Elon Musk’s US brain-microchip firm Neuralink Corp. has received authorization from the Food and Drug Administration (FDA) to conduct its first human clinical trials for its prototype brain-computer interface (BCI), Link.

The company said the FDA’s approval marked a crucial first step that would someday enable their technology to help many people.

California-based Neuralink is developing Link to treat patients with vision and mobility conditions by using neural signals, allowing the blind to see and the paralyzed to walk, as stated by Musk.

The brain-implant firm did not go into detail about the goals of the test and only stated that it had no immediate plans to recruit volunteers. The extent of the green-lighted study has also yet to be known.

Neuralink would not be the first to implant a chip in the human brain. In July 2021, the FDA authorized human testing of Synchron Inc.’s endovascular BCI device.

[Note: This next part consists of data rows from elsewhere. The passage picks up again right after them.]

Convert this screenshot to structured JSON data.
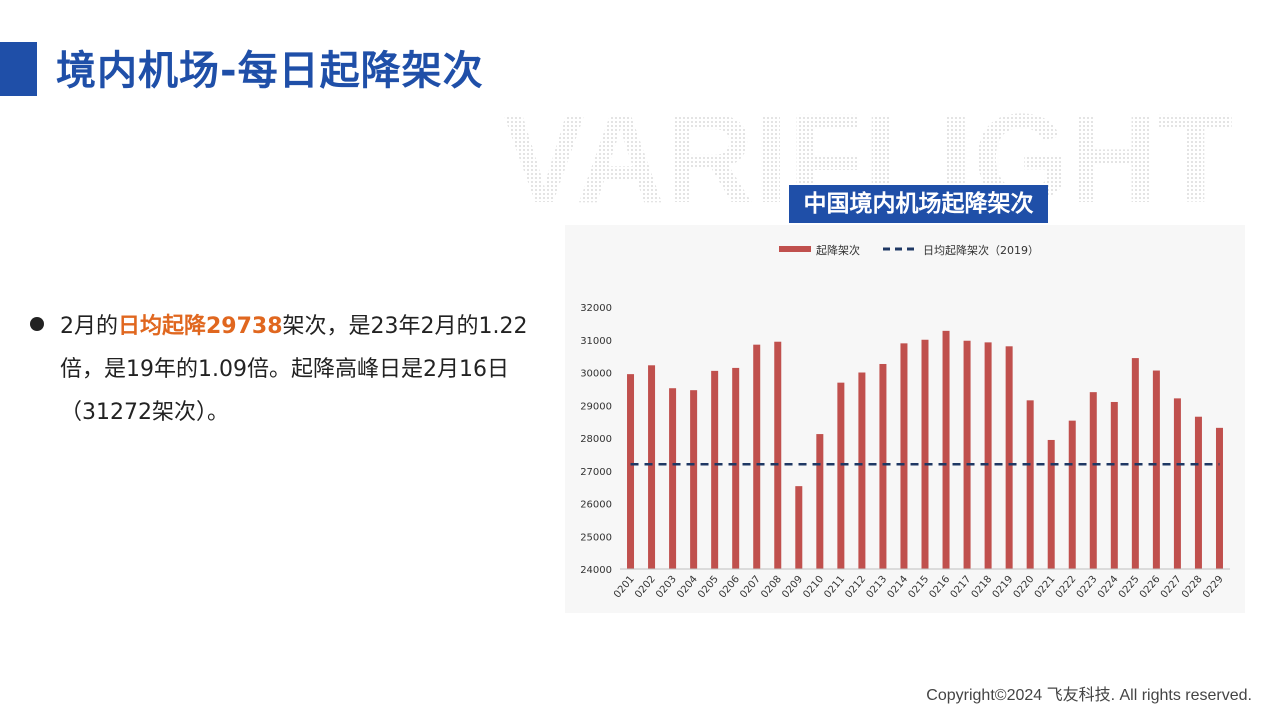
{
  "page": {
    "title": "境内机场-每日起降架次",
    "watermark": "VARIFLIGHT",
    "footer": "Copyright©2024 飞友科技. All rights reserved."
  },
  "bullet": {
    "part1": "2月的",
    "highlight": "日均起降29738",
    "part2": "架次，是23年2月的1.22倍，是19年的1.09倍。起降高峰日是2月16日（31272架次）。"
  },
  "colors": {
    "accent": "#1f4fa8",
    "bar": "#c0504d",
    "reference_line": "#1f3864",
    "highlight": "#e0671f"
  },
  "chart_data": {
    "type": "bar",
    "title": "中国境内机场起降架次",
    "categories": [
      "0201",
      "0202",
      "0203",
      "0204",
      "0205",
      "0206",
      "0207",
      "0208",
      "0209",
      "0210",
      "0211",
      "0212",
      "0213",
      "0214",
      "0215",
      "0216",
      "0217",
      "0218",
      "0219",
      "0220",
      "0221",
      "0222",
      "0223",
      "0224",
      "0225",
      "0226",
      "0227",
      "0228",
      "0229"
    ],
    "series": [
      {
        "name": "起降架次",
        "type": "bar",
        "values": [
          29950,
          30220,
          29520,
          29460,
          30050,
          30140,
          30850,
          30940,
          26530,
          28120,
          29690,
          30000,
          30260,
          30890,
          31000,
          31272,
          30970,
          30920,
          30800,
          29150,
          27940,
          28530,
          29400,
          29100,
          30440,
          30060,
          29210,
          28650,
          28310
        ]
      },
      {
        "name": "日均起降架次（2019）",
        "type": "line",
        "style": "dashed",
        "values": [
          27200,
          27200,
          27200,
          27200,
          27200,
          27200,
          27200,
          27200,
          27200,
          27200,
          27200,
          27200,
          27200,
          27200,
          27200,
          27200,
          27200,
          27200,
          27200,
          27200,
          27200,
          27200,
          27200,
          27200,
          27200,
          27200,
          27200,
          27200,
          27200
        ]
      }
    ],
    "ylim": [
      24000,
      32000
    ],
    "yticks": [
      24000,
      25000,
      26000,
      27000,
      28000,
      29000,
      30000,
      31000,
      32000
    ],
    "legend": "top-center",
    "grid": false
  }
}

The New York-based company released its findings from earlier trials of four participants in Australia in January this year.

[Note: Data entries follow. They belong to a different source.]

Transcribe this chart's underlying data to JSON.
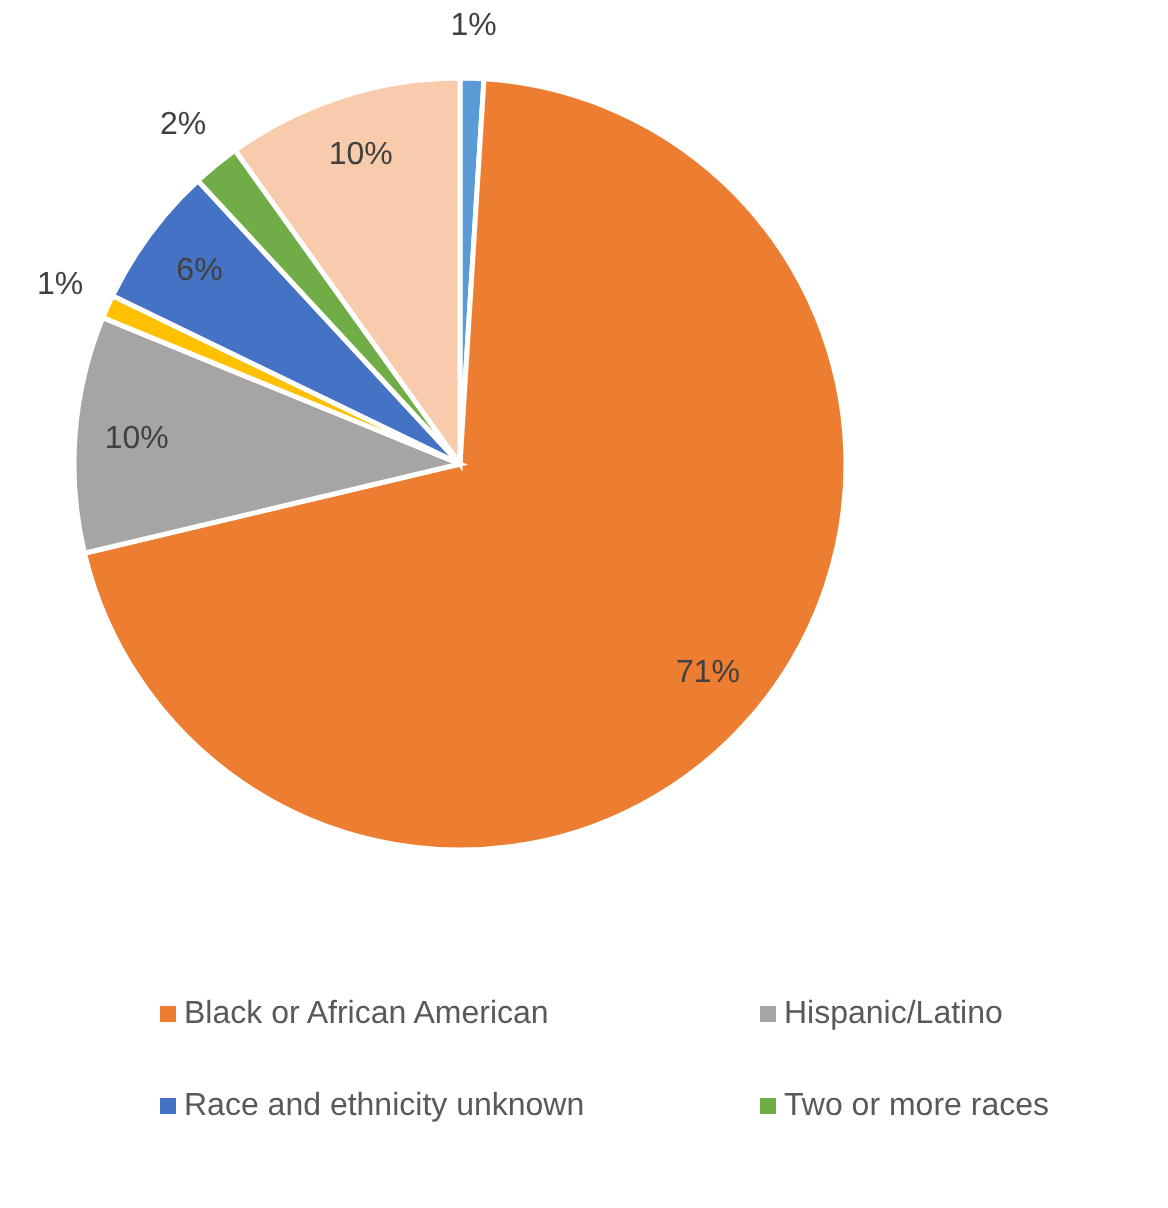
{
  "chart_data": {
    "type": "pie",
    "categories": [
      null,
      "Black or African American",
      "Hispanic/Latino",
      null,
      "Race and ethnicity unknown",
      "Two or more races",
      null
    ],
    "values": [
      1,
      71,
      10,
      1,
      6,
      2,
      10
    ],
    "value_labels": [
      "1%",
      "71%",
      "10%",
      "1%",
      "6%",
      "2%",
      "10%"
    ],
    "colors": [
      "#5b9bd5",
      "#ed7d31",
      "#a5a5a5",
      "#ffc000",
      "#4472c4",
      "#70ad47",
      "#f8cbad"
    ],
    "legend": "bottom"
  }
}
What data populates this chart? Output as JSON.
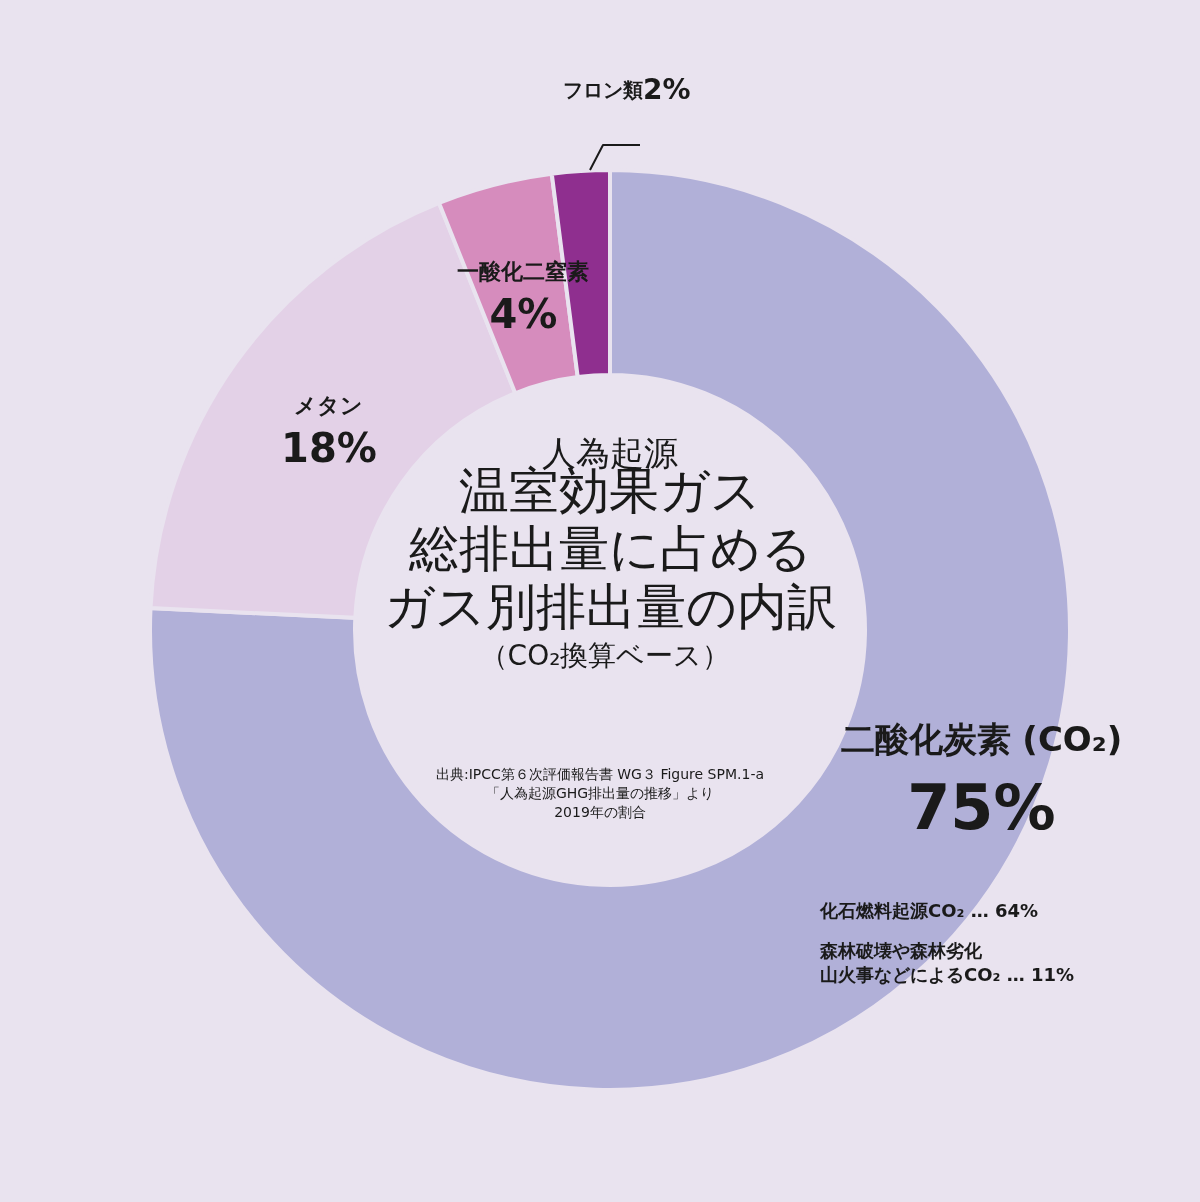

Major Challenges and Issues Lie Ahead of Neuralink

The authorization came after Neuralink’s earlier struggles to secure FDA approval for the in-human study.

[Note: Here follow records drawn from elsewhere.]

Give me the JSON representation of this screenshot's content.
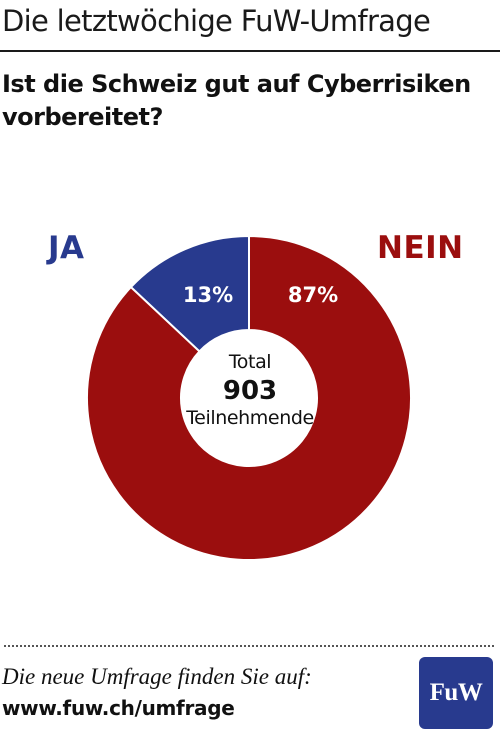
{
  "header": {
    "title": "Die letztwöchige FuW-Umfrage"
  },
  "question": "Ist die Schweiz gut auf Cyberrisiken vorbereitet?",
  "chart_data": {
    "type": "pie",
    "title": "Ist die Schweiz gut auf Cyberrisiken vorbereitet?",
    "categories": [
      "JA",
      "NEIN"
    ],
    "values": [
      13,
      87
    ],
    "value_labels": [
      "13%",
      "87%"
    ],
    "colors": [
      "#283A8E",
      "#9B0E0E"
    ],
    "donut": true,
    "center": {
      "label_top": "Total",
      "value": "903",
      "label_bottom": "Teilnehmende"
    }
  },
  "footer": {
    "text": "Die neue Umfrage finden Sie auf:",
    "url": "www.fuw.ch/umfrage",
    "logo_text": "FuW",
    "logo_color": "#283A8E"
  }
}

Citing seven current and former employees of the company, it was reported in March that Neuralink first sought the FDA’s support in early 2022, although it was rejected due to several major issues.

The FDA pointed out safety concerns over the device’s lithium battery, the potential for the implant’s wires to migrate to other areas of the brain, and the challenge of safely removing the chip without damaging brain tissue.

Furthermore, Neuralink has been criticized for allegedly mistreating animals, a claim the firm has denied. However, the company is facing certain federal probes for potentially violating the Animal Welfare Act, including purportedly transporting contaminated devices extracted from monkeys.

While the FDA has green-lighted the trial, brain implants are still years away from becoming widespread and commercialized. If Neuralink’s study turns out a success, the company can proceed with a feasibility study and, finally, a pivotal study, which is similar to a phase III clinical trial for a drug.